Sensible Defaults for Network Parameters

Note these are not hard and fast rules and may be wildly inappropriate for your problem. These are ballparks figures for where I usually start when working on a new problem.

• Number of hidden units - 128 - 256 to start until I get a sense of how complex the input-output relationship is, but can often go way higher to 1024 - 4096. If the network is overfitting badly on held out data, I will decrease and if it is under-fitting on the training data I will increase. I usually end up sticking with a single number that appears to be big enough and modulating the complexity of the network by adding or removing layers.

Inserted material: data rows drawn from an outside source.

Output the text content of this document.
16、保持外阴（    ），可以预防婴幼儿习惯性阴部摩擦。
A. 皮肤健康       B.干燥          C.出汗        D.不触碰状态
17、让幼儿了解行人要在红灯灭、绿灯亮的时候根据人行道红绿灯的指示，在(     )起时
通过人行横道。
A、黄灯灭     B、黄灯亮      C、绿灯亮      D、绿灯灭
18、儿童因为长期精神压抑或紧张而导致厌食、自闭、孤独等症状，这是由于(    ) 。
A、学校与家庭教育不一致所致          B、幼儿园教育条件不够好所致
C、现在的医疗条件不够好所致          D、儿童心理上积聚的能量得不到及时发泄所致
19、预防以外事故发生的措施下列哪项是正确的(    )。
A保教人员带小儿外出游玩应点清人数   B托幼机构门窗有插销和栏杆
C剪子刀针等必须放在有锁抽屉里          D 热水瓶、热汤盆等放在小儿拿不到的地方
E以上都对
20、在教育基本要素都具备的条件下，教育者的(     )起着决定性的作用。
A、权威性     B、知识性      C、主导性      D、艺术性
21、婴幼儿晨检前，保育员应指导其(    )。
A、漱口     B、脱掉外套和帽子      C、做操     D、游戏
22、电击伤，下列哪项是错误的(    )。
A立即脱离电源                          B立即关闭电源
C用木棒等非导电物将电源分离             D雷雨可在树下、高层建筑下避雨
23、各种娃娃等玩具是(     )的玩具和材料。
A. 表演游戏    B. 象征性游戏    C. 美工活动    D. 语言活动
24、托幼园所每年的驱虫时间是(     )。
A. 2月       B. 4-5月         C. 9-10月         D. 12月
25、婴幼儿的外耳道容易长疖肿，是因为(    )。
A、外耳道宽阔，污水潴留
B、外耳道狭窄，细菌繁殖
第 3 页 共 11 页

• Activation Function - ReLU. This one’s pretty easy, I always go with ReLU first and usually end up sticking with it.
• Number of layers - I usually start with 1 - 2 hidden layers and add and remove as I continue to explore. If it looks like adding more layers hurts performance on the training data, I will often see if adding residual connections between layers helps.
• Regularization - A dropout rate of 0.5 between decently big layers (~ 1024 units) and a lower rate around ~0.2 if the layers are smaller. I don’t usually use $l1$ or $l2$ penalties, but if I do it’s something small like 1e-4. Typcially do not use batch normalization either, I haven’t found it to be useful and can make training weird if you use it in the wrong place.
• Optimizer - Usually start with ADAM because it seems to work decently well off the shelf for a lot of problems. Once I hone in on a useful set of network parameters and architecture, I will experiment to see if SGD + nestrov momentum or RMSProp work better.
• Learning Rate - 1e-3 to 1e-5 seems to be a good place to start. I usually start on the high-end and if the network has trouble learning (e.g. training loss doesn’t go down or bounces wildly), I’ll turn down the learning rate and try again.
• Batch size - Depends on problem size and GPU memory, but I typically start with 64-128
• Data Scaling - Center and scale each column. Neural nets like data be be near 0 and not have many large values.